The sacrificial lambs in this case were the cannabis-industry-focused Paragon and decentralized payment platform Airfox. The SEC, once again referencing its DAO Report, claimed that both companies “conducted ICOs in 2017 after the Commission warned that ICOs can be securities offerings.” And that’s it. No fraud. No other wrongdoing. They just did some ICOs the way pretty much all ICOs had been done. And the crypto industry reacted to the news exactly the way you’d expect: slightly exaggerated dread.

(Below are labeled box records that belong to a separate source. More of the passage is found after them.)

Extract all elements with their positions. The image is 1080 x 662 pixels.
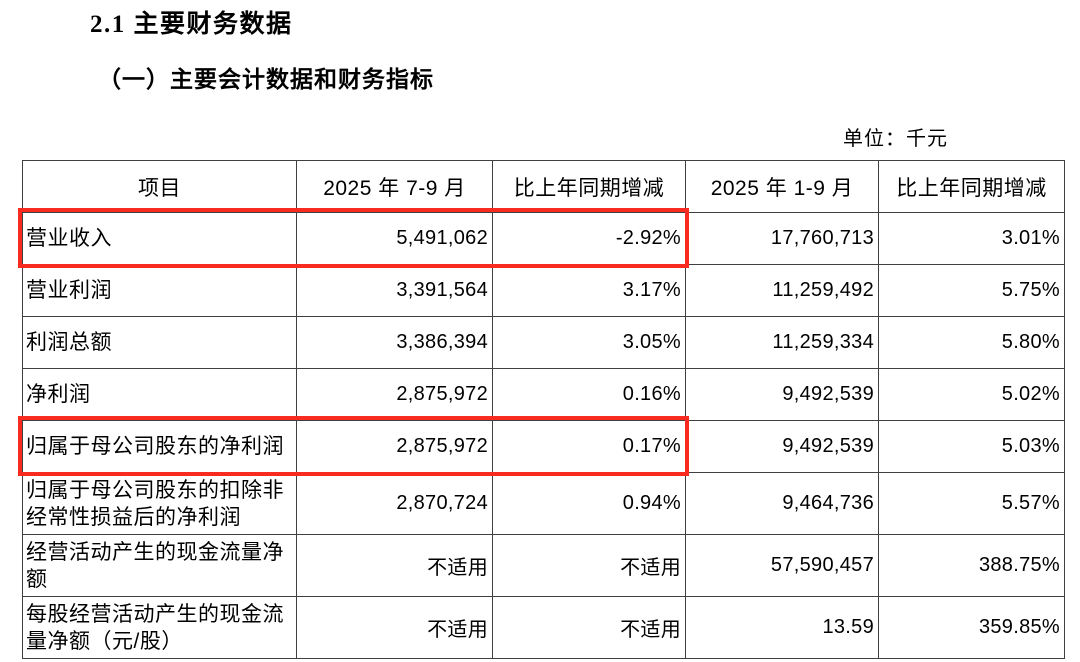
cell-value: 17,760,713: [685, 212, 879, 265]
financial-table-wrap: 项目 2025 年 7-9 月比上年同期增减 2025 年 1-9 月比上年同期增减…: [18, 160, 1065, 659]
cell-value: 5,491,062: [296, 212, 493, 265]
cell-value: 5.75%: [878, 264, 1065, 317]
cell-value: 不适用: [492, 596, 686, 659]
table-header-cell: 项目: [22, 160, 297, 213]
cell-value: -2.92%: [492, 212, 686, 265]
cell-value: 3.05%: [492, 316, 686, 369]
cell-value: 5.80%: [878, 316, 1065, 369]
cell-value: 5.03%: [878, 420, 1065, 473]
section-title: 2.1 主要财务数据: [90, 11, 293, 38]
table-header-cell: 比上年同期增减: [492, 160, 686, 213]
cell-value: 2,875,972: [296, 368, 493, 421]
cell-value: 不适用: [296, 534, 493, 597]
cell-value: 2,870,724: [296, 472, 493, 535]
cell-value: 0.16%: [492, 368, 686, 421]
cell-value: 11,259,492: [685, 264, 879, 317]
table-header-cell: 比上年同期增减: [878, 160, 1065, 213]
table-row: 营业利润 3,391,564 3.17% 11,259,492 5.75%: [22, 264, 1065, 317]
financial-table: 项目 2025 年 7-9 月比上年同期增减 2025 年 1-9 月比上年同期增减…: [22, 160, 1065, 659]
table-header-cell: 2025 年 1-9 月: [685, 160, 879, 213]
cell-value: 9,492,539: [685, 420, 879, 473]
table-row: 利润总额 3,386,394 3.05% 11,259,334 5.80%: [22, 316, 1065, 369]
cell-value: 0.94%: [492, 472, 686, 535]
row-label: 营业收入: [22, 212, 297, 265]
cell-value: 不适用: [296, 596, 493, 659]
row-label: 归属于母公司股东的净利润: [22, 420, 297, 473]
cell-value: 5.57%: [878, 472, 1065, 535]
row-label: 归属于母公司股东的扣除非经常性损益后的净利润: [22, 472, 297, 535]
cell-value: 9,492,539: [685, 368, 879, 421]
table-row: 营业收入 5,491,062 -2.92% 17,760,713 3.01%: [22, 212, 1065, 265]
cell-value: 359.85%: [878, 596, 1065, 659]
row-label: 营业利润: [22, 264, 297, 317]
cell-value: 5.02%: [878, 368, 1065, 421]
cell-value: 388.75%: [878, 534, 1065, 597]
cell-value: 9,464,736: [685, 472, 879, 535]
cell-value: 13.59: [685, 596, 879, 659]
table-row: 净利润 2,875,972 0.16% 9,492,539 5.02%: [22, 368, 1065, 421]
row-label: 经营活动产生的现金流量净额: [22, 534, 297, 597]
cell-value: 0.17%: [492, 420, 686, 473]
table-row: 归属于母公司股东的扣除非经常性损益后的净利润 2,870,724 0.94% 9,46…: [22, 472, 1065, 535]
table-header-cell: 2025 年 7-9 月: [296, 160, 493, 213]
unit-note: 单位：千元: [843, 128, 948, 150]
cell-value: 3,386,394: [296, 316, 493, 369]
cell-value: 2,875,972: [296, 420, 493, 473]
table-header-row: 项目 2025 年 7-9 月比上年同期增减 2025 年 1-9 月比上年同期增减: [22, 160, 1065, 213]
row-label: 每股经营活动产生的现金流量净额（元/股）: [22, 596, 297, 659]
cell-value: 11,259,334: [685, 316, 879, 369]
table-row: 归属于母公司股东的净利润 2,875,972 0.17% 9,492,539 5.03%: [22, 420, 1065, 473]
cell-value: 3,391,564: [296, 264, 493, 317]
cell-value: 不适用: [492, 534, 686, 597]
table-row: 每股经营活动产生的现金流量净额（元/股） 不适用 不适用 13.59 359.85%: [22, 596, 1065, 659]
subsection-title: （一）主要会计数据和财务指标: [98, 67, 434, 92]
table-body: 营业收入 5,491,062 -2.92% 17,760,713 3.01% 营业利润 3,…: [22, 212, 1065, 659]
cell-value: 57,590,457: [685, 534, 879, 597]
row-label: 利润总额: [22, 316, 297, 369]
table-row: 经营活动产生的现金流量净额 不适用 不适用 57,590,457 388.75%: [22, 534, 1065, 597]
cell-value: 3.17%: [492, 264, 686, 317]
row-label: 净利润: [22, 368, 297, 421]
cell-value: 3.01%: [878, 212, 1065, 265]
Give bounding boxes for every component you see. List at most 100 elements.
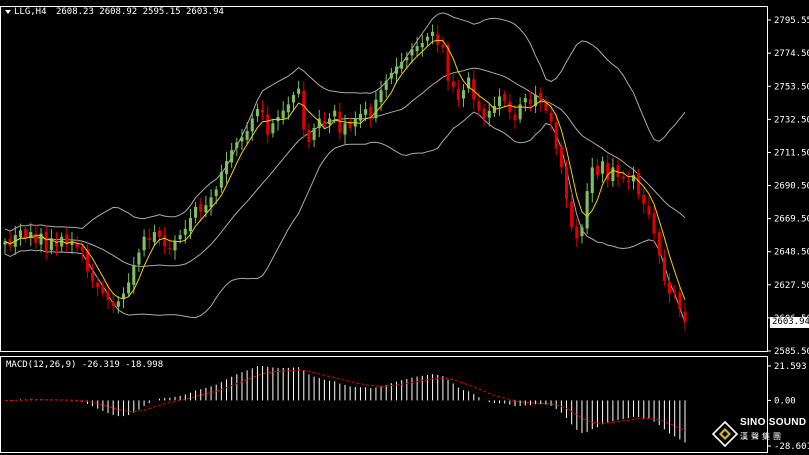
candle[interactable] <box>678 287 682 318</box>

While there appears to be a growing consensus that most, if not all, ICO-funded companies will eventually face some sort of rescission order (i.e. be forced to pay back their investors), ICOs aren’t dead. They’re being forced to evolve. And that’s good news for both investors and the startups being built to meet the needs of these emerging, regulator-friendly models.

7. Token-shilling celebs given no quarter, and other honorable mentions

It’s not just the companies doing the selling that can be held liable for unlawful securities dealings. It turns out that those who use large enough platforms to promote these investment schemes can also be fined and disgorged. Who knew? Not Floyd “Money” Mayweather and DJ Khaled. They found out the hard way.

Other big-deal moments in the case of SEC v. Crypto include the enforcement action against EtherDelta founder Zachary Coburn—jeopardizing the future of all decentralized exchanges—and the SEC’s block-teasing Bitcoin ETF delays. These too will have consequences in the new year. But we’ve given you enough to think about.